Bridgers’s dream-like vocals are the most prevalent component and the tidal changes of subject matter are delivered with a particular flow that swims between gentle grace, jarring heartache and effortless acerbity. Whilst the majority of the time the vocals exist in soft tones and sweet falsettos, Phoebe Bridgers is also blessed with a range capable of exploding – but it’s a side handled with heavy self-moderation. There’s a moment at the end of the re-recorded version of “Georgia” which allows a peek at the unhinged side of her voice as she belts out:
Will you have me or watch me fall?
If I fix you will you hate me?
Would you fuck this and let us fall?
It’s an isolated incident and consequently a refreshing display of restraint that lives throughout Stranger In The Alps, which further lends to its charm and considered approach.
It’s not an uncommon characteristic for a singer-songwriter to bring lyrical storytelling to the forefront of their output, however with Bridgers it seems to sit on a different plain – there’s an unwavering and brutal honesty that informs the lyricism in her material. Each song is a frame of a larger scene, where moments are put under a microscope and the minutiae of a life experience are dissected and highlighted to expose the barest of emotions. Where heaviness and sometimes frank bleakness could be otherwise mishandled or considered trite, there’s nothing but devastating sincerity here. When this unravelling occurs – due to Bridgers’s aforementioned close, conversational approach – we witness moments of breathtaking introspection which are almost voyeuristic in their nature. The portrayal of a glimpse into someone else’s inner-monologue, fueled by a stream-of-consciousness, is so startling that as a listener, you almost daren’t breathe to upset the genuine flow:
And last night I blacked out in my car.
And I woke up in my childhood bed.
Wishing I was someone else.
Feeling sorry for myself.
And then I remembered someone’s kid is dead.
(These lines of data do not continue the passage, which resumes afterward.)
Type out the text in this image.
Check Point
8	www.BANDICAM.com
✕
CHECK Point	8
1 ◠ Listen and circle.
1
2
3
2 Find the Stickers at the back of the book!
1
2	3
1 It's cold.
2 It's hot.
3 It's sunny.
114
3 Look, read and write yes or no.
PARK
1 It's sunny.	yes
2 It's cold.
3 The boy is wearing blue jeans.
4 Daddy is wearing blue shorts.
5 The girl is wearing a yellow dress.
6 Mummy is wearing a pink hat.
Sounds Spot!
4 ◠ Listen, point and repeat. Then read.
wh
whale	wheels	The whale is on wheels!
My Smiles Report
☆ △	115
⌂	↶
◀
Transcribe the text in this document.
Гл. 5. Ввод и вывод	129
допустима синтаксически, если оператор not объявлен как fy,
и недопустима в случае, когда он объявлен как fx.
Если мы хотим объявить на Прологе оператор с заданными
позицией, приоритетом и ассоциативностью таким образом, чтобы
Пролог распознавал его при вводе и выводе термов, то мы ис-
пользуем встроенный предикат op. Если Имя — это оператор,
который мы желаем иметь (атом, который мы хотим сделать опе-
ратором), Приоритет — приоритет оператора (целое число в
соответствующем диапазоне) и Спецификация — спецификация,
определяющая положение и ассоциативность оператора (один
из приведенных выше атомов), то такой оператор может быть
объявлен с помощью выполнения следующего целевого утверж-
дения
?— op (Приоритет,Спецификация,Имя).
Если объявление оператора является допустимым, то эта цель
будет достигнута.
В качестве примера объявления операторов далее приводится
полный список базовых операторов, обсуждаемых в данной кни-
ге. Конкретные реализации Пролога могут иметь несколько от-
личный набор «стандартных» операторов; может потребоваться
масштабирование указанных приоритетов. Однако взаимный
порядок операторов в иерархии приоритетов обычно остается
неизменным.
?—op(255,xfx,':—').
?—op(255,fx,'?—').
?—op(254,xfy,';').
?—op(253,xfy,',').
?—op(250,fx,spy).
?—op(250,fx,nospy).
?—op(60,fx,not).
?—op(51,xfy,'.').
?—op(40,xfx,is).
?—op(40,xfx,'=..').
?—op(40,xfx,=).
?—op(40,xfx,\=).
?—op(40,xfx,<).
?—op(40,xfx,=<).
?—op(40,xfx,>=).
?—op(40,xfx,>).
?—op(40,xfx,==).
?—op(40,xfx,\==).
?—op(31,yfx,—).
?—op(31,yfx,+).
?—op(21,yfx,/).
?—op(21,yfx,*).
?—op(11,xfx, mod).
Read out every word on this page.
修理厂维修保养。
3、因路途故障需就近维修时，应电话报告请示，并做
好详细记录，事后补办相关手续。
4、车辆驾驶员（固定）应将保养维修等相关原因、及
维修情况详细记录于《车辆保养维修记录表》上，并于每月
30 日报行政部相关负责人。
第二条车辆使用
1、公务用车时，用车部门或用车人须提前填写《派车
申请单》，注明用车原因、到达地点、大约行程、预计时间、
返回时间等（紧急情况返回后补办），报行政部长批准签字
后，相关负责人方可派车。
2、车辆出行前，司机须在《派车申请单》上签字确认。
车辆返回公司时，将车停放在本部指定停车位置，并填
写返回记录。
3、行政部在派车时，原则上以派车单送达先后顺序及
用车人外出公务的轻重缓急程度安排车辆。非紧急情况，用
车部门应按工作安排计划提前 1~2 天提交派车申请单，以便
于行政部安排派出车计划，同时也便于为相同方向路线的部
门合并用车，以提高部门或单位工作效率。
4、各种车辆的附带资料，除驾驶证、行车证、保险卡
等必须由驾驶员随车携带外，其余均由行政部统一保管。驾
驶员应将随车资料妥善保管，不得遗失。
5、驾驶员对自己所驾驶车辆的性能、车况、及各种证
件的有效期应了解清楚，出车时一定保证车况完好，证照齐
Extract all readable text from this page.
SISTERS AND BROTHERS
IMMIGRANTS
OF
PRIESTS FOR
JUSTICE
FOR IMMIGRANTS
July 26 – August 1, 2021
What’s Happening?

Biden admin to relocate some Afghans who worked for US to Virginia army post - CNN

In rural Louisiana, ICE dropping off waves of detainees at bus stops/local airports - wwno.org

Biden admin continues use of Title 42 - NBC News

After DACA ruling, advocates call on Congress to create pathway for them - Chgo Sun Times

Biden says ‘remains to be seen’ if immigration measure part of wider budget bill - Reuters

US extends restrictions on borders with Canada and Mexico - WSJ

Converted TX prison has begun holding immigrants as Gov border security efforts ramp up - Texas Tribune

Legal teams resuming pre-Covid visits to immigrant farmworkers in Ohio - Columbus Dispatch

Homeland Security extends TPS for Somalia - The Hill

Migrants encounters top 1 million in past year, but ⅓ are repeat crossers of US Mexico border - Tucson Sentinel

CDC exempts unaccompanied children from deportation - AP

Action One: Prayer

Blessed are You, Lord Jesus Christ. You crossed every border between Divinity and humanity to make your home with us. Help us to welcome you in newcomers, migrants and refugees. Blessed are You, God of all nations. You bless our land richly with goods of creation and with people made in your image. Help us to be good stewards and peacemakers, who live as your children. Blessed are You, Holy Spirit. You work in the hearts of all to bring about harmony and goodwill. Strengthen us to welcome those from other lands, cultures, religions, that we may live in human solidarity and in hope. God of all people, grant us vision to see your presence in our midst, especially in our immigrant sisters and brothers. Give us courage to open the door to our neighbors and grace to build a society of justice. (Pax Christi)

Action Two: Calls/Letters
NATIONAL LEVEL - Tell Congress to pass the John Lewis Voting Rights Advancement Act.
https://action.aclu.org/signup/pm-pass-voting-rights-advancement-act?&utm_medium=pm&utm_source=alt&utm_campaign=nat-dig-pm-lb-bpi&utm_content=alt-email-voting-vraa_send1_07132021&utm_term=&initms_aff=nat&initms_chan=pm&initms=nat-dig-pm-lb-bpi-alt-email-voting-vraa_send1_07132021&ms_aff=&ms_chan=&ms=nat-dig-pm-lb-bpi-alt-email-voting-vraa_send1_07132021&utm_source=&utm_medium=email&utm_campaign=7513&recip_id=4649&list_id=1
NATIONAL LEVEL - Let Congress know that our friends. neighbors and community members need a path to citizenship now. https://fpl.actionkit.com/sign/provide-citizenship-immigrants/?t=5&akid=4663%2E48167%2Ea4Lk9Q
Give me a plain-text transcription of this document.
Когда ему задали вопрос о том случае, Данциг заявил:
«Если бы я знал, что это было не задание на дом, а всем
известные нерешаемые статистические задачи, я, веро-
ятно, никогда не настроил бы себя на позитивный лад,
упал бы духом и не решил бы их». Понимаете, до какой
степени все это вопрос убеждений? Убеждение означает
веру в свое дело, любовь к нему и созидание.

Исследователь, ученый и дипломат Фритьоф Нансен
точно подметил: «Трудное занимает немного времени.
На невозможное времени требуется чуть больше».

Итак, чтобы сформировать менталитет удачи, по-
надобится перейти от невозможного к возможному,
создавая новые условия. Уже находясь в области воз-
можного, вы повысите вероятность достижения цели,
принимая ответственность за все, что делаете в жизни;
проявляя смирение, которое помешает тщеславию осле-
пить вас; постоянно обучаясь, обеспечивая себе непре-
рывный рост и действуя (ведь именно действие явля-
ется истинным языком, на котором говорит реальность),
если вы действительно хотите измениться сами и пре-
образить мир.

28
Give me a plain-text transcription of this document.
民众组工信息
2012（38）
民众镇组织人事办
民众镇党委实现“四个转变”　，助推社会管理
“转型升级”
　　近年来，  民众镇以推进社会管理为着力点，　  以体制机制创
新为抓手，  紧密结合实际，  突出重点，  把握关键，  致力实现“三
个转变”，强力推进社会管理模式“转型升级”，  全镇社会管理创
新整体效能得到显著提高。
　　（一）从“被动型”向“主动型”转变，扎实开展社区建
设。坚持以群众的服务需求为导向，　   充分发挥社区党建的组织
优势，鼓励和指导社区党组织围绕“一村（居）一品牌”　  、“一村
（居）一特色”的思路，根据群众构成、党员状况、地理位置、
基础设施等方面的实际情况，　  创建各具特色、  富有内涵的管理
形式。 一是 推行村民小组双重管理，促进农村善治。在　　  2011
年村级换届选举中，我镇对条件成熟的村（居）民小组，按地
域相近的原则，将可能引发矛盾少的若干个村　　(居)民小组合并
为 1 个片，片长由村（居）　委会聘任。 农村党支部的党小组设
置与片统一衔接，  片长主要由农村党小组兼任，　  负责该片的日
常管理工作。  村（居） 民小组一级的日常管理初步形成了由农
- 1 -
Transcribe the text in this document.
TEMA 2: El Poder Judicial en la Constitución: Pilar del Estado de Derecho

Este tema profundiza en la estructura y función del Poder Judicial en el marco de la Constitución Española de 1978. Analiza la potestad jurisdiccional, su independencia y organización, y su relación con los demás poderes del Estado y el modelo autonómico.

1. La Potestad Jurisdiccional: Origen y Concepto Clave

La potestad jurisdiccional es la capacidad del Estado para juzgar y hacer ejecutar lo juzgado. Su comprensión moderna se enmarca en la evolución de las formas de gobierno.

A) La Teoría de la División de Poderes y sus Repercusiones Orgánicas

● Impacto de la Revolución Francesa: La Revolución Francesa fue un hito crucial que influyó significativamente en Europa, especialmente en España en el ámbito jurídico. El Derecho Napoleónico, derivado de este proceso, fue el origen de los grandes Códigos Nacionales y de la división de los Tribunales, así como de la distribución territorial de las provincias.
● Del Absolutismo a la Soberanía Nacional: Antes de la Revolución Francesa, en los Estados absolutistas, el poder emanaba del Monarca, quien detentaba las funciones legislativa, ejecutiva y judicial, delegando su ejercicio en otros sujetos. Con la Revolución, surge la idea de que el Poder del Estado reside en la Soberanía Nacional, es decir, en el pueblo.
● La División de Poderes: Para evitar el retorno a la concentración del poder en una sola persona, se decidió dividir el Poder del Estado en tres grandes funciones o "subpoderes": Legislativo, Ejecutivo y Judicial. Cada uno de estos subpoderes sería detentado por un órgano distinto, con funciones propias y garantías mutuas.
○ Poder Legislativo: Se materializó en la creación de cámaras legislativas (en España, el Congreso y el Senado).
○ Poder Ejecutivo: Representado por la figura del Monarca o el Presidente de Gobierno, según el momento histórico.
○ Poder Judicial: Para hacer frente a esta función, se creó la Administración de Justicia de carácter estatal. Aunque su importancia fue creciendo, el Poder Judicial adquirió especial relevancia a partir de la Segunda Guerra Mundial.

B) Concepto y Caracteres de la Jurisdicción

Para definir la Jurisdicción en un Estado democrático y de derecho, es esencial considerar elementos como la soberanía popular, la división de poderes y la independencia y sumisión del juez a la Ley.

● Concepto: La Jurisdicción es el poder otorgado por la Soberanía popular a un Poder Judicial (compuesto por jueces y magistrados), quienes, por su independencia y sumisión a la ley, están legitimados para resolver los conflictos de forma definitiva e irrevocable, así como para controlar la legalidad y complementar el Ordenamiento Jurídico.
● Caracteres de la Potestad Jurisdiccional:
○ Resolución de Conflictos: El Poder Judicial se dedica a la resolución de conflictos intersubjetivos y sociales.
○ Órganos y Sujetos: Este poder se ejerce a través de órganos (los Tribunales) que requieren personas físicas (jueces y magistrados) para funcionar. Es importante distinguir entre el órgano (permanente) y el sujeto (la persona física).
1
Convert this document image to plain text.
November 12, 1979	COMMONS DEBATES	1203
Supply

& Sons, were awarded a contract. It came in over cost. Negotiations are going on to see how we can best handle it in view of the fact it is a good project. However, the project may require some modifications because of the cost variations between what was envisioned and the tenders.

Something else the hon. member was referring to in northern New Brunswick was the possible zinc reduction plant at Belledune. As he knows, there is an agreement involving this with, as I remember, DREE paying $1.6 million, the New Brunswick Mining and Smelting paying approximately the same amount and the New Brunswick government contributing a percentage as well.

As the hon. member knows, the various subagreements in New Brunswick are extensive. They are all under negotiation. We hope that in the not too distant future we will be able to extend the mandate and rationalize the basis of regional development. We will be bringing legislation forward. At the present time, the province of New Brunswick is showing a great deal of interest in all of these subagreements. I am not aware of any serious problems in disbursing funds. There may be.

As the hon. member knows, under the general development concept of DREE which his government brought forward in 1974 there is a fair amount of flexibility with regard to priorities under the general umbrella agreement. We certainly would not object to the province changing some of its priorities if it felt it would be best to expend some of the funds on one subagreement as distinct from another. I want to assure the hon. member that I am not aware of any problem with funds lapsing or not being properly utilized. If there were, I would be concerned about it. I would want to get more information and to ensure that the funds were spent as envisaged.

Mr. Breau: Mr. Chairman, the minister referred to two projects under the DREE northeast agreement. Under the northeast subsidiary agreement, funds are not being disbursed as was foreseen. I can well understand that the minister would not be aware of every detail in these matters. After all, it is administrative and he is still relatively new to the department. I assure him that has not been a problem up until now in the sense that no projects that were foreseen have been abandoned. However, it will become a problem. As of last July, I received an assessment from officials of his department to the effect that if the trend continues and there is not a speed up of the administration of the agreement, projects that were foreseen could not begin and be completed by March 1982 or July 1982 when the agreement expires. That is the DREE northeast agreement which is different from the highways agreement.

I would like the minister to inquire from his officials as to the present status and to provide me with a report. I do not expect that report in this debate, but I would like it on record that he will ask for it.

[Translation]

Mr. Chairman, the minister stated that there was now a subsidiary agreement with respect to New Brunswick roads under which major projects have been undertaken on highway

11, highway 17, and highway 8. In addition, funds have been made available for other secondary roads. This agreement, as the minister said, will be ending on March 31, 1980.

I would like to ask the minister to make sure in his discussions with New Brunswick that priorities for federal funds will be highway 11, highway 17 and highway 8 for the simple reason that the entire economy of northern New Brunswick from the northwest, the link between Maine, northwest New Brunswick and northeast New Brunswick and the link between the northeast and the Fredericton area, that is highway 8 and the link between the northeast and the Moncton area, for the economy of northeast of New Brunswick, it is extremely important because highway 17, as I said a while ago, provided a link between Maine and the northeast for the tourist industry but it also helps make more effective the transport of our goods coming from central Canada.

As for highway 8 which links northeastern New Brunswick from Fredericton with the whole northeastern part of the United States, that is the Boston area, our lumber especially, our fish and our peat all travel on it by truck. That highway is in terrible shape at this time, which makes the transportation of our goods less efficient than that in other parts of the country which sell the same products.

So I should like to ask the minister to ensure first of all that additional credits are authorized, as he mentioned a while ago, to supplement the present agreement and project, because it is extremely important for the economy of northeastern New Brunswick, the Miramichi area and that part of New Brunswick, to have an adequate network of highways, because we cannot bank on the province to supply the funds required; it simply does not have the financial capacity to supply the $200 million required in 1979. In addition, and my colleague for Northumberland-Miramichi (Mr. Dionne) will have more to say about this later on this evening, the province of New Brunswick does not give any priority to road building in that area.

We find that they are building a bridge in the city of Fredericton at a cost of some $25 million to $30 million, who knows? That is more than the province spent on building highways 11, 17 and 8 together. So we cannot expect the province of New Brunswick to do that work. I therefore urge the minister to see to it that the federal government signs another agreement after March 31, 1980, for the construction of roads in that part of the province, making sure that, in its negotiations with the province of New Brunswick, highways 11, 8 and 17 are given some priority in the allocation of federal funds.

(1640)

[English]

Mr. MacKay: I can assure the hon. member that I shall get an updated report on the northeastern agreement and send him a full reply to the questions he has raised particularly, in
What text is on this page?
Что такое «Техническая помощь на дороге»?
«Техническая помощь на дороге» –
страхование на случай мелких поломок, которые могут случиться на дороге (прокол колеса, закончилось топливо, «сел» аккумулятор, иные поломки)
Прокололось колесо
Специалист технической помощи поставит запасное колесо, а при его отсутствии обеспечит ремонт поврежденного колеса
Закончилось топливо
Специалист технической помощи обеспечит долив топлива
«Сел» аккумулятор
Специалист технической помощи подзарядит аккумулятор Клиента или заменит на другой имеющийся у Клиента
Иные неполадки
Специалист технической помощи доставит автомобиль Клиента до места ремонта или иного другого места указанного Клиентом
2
… she laments on “Funeral,” followed closely by one of the more harrowing moments on the album:
Jesus Christ, I’m so blue all the time.
And that’s just how I feel.
Always have. And always will.
Stranger In The Alps also takes a “less is more” approach with the music and production to allow the intricacies and vocals to flourish with ghostly effect. Whether it’s the halloween-like high synth lines that hovers over “Demi Moore” and “Georgia”, the highly reverberated electronic percussion that lies under “Chelsea,” guest vocals from John Doe on “Killer” and Conor Oberst on “Would You Rather,” or the most delicate fluttering sound as the arpeggiated keys whirl round on album closer (and Mark Kozelek cover) “You Missed My Heart” – there’s very careful and deliberate touches that exist only to serve the songs and emphasize a tone and mood precisely. There is no unnecessary embellishing or over-complicating, just flecks and shimmers of noise that lift a song because the truth and awe lies in the rawness and base of each song in Bridgers’s catalogue. Everything is wrapped up and delivered so concisely with the album closer, a song originally by an artist that Phoebe admits to adoring with some levels of personal conflict, yet it’s made completely her own to the point of emotional arrestment. All that exists is hypnotizing keys, stark and solitary vocals in the verses, self-harmonized and layered choruses and that slightly anxious flickering in the background that highlights her re-telling of a devastating story and encourages us to form a mental projection of the visuals via an old movie reel. It’s ethereal, captivating and mesmerizing.
The best records become the most reliable companions, lending themselves to a myriad of emotions and mental spaces. Stranger In The Alps is eerie but mainly due to its familiarity. Whether in subject matter, the open-book nature of how it presents itself, or in the sublime delicacy of each song, it’s an album that comforts and fascinates with each listen and leaves a mark that remains long after the last frame fades out.